Staged rollouts will begin Aug. 30 for existing undergraduate students at the University of Illinois to switch from CITES Express Email to Google Apps @ Illinois, MS Live @ Illinois or both, according to a Campus Information Technologies and Educational Services, or CITES, press release. Students will have until Nov. 15 to move their e-mail accounts to the new clients or another third-party service.

Incoming freshmen have already been integrated into the Google Apps @ Illinois service; however, faculty, staff and graduate students will stay with CITES Express Email until an on-campus Microsoft Exchange 2010 service is offered later this year.

The decision to switch to Google and Microsoft e-mailing services was made after recommendation by the Campus Email and Calendaring Committee late last year.

Chuck Thompson, committee chair and assistant dean for information services, said the new services offer seven to 10 GB quotas, an increase from CITES Express Email’s 100 MB quota.

Included in the release were other features, such as a calendar, instant messaging, Google Docs, Microsoft Office Web Apps and Windows Live, which enables students to collaborate and store files online.

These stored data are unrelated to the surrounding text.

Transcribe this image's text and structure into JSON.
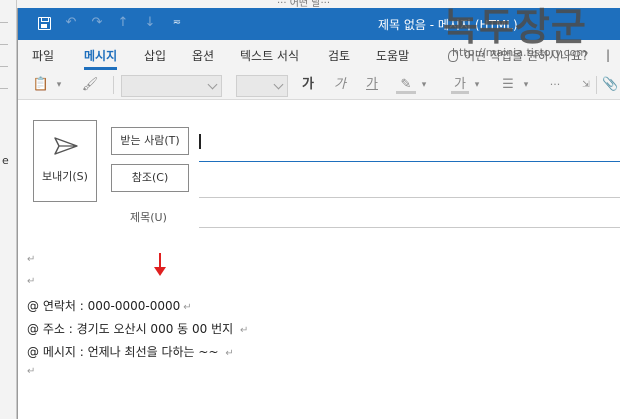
{
  "background": {
    "left_char": "e",
    "top_hint": "··· 어떤 날···"
  },
  "window": {
    "title": "제목 없음 - 메시지 (HTML)"
  },
  "tabs": [
    {
      "label": "파일",
      "active": false
    },
    {
      "label": "메시지",
      "active": true
    },
    {
      "label": "삽입",
      "active": false
    },
    {
      "label": "옵션",
      "active": false
    },
    {
      "label": "텍스트 서식",
      "active": false
    },
    {
      "label": "검토",
      "active": false
    },
    {
      "label": "도움말",
      "active": false
    }
  ],
  "tell_me": {
    "placeholder": "어떤 작업을 원하시나요?"
  },
  "ribbon": {
    "bold": "가",
    "italic": "가",
    "underline": "가",
    "font_color": "가"
  },
  "header": {
    "send_label": "보내기(S)",
    "to_label": "받는 사람(T)",
    "cc_label": "참조(C)",
    "subject_label": "제목(U)"
  },
  "body": {
    "lines": [
      "@ 연락처 : 000-0000-0000",
      "@ 주소 : 경기도 오산시 000 동 00 번지 ",
      "@ 메시지 : 언제나 최선을 다하는 ~~ "
    ],
    "paragraph_mark": "↵"
  },
  "watermark": {
    "text": "녹두장군",
    "url": "http://mainia.tistory.com"
  },
  "colors": {
    "accent": "#1e6fbd",
    "arrow": "#e02020"
  }
}
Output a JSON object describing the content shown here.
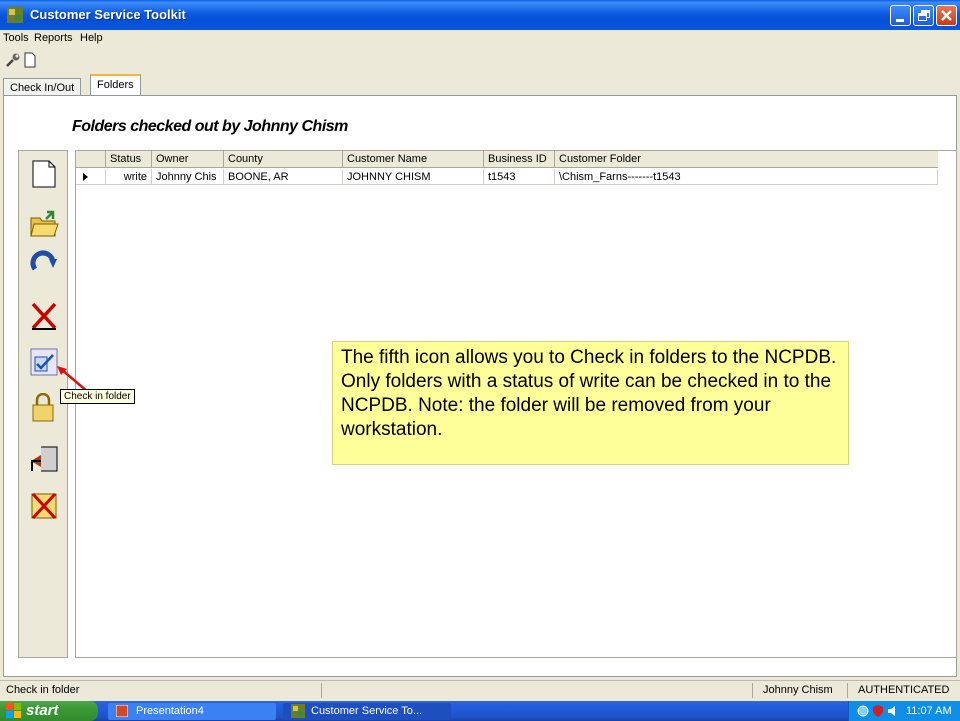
{
  "window": {
    "title": "Customer Service Toolkit"
  },
  "menu": [
    "Tools",
    "Reports",
    "Help"
  ],
  "tabs": [
    {
      "label": "Check In/Out",
      "active": false
    },
    {
      "label": "Folders",
      "active": true
    }
  ],
  "heading": "Folders checked out by Johnny Chism",
  "grid": {
    "columns": [
      "Status",
      "Owner",
      "County",
      "Customer Name",
      "Business ID",
      "Customer Folder"
    ],
    "rows": [
      [
        "write",
        "Johnny Chis",
        "BOONE, AR",
        "JOHNNY CHISM",
        "t1543",
        "\\Chism_Farns-------t1543"
      ]
    ]
  },
  "sidebar_icons": [
    "new-folder-icon",
    "open-folder-icon",
    "refresh-icon",
    "delete-icon",
    "check-in-folder-icon",
    "lock-folder-icon",
    "move-folder-icon",
    "remove-folder-icon"
  ],
  "tooltip": "Check in folder",
  "callout": "The fifth icon allows you to Check in folders to the NCPDB. Only folders with a status of write can be checked in to the NCPDB. Note: the folder will be removed from your workstation.",
  "statusbar": {
    "message": "Check in folder",
    "user": "Johnny Chism",
    "auth": "AUTHENTICATED"
  },
  "taskbar": {
    "start": "start",
    "tasks": [
      "Presentation4",
      "Customer Service To..."
    ],
    "clock": "11:07 AM"
  },
  "colors": {
    "titlebar": "#0a5fe6",
    "callout": "#ffff99",
    "start": "#3a9a35"
  }
}
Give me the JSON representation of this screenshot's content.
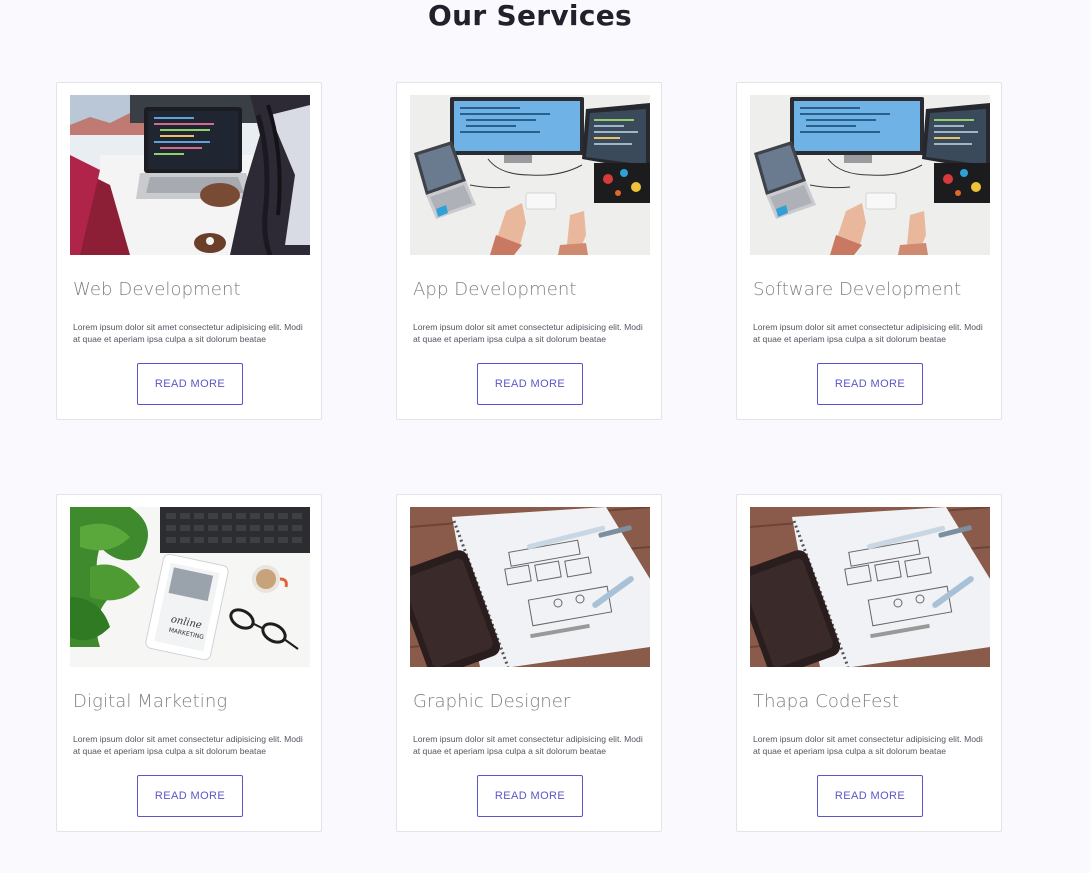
{
  "section": {
    "title": "Our Services"
  },
  "cards": [
    {
      "image": "laptop-coding-photo",
      "title": "Web Development",
      "text": "Lorem ipsum dolor sit amet consectetur adipisicing elit. Modi at quae et aperiam ipsa culpa a sit dolorum beatae",
      "button_label": "READ MORE"
    },
    {
      "image": "desk-monitors-photo",
      "title": "App Development",
      "text": "Lorem ipsum dolor sit amet consectetur adipisicing elit. Modi at quae et aperiam ipsa culpa a sit dolorum beatae",
      "button_label": "READ MORE"
    },
    {
      "image": "desk-monitors-photo",
      "title": "Software Development",
      "text": "Lorem ipsum dolor sit amet consectetur adipisicing elit. Modi at quae et aperiam ipsa culpa a sit dolorum beatae",
      "button_label": "READ MORE"
    },
    {
      "image": "tablet-marketing-photo",
      "title": "Digital Marketing",
      "text": "Lorem ipsum dolor sit amet consectetur adipisicing elit. Modi at quae et aperiam ipsa culpa a sit dolorum beatae",
      "button_label": "READ MORE"
    },
    {
      "image": "wireframe-sketch-photo",
      "title": "Graphic Designer",
      "text": "Lorem ipsum dolor sit amet consectetur adipisicing elit. Modi at quae et aperiam ipsa culpa a sit dolorum beatae",
      "button_label": "READ MORE"
    },
    {
      "image": "wireframe-sketch-photo",
      "title": "Thapa CodeFest",
      "text": "Lorem ipsum dolor sit amet consectetur adipisicing elit. Modi at quae et aperiam ipsa culpa a sit dolorum beatae",
      "button_label": "READ MORE"
    }
  ],
  "colors": {
    "background": "#f9f9fe",
    "heading": "#21212b",
    "card_title": "#7f7f85",
    "accent": "#5a56c8",
    "card_border": "#e3e3e8"
  }
}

While outsourcing undergraduate students’ e-mails will save money for the University, Thompson said that was not its main concern.

“It will probably save us some money,” Thompson said. “It won’t necessarily be a lot … anything at the moment certainly helps. Money wasn’t really a primary factor in why the committee recommended the services. It was really a belief that it would be a better thing for the students.”

Kim Mok, junior in Business, said it is a good idea to make the switch. Already a Google mail user, she enjoys the extra features it has to offer.

“I don’t like CITES (Express Email) very much,” Mok said. “Every time I try to send out a lot of e-mails to large groups of people, most of them don’t get the e-mails because their inboxes are full.”

Dan Jacobsohn, former CITES director of application services, said in a press release last spring that undergraduate student e-mail addresses will not need to be changed.

“Your e-mail will reach you, no matter how you choose to set it up,” Jacobsohn said.

CITES officials said they anticipate most issues with the new e-mail services to be solved directly by Google or Microsoft, but certain support by the CITES Help Desk will still be available.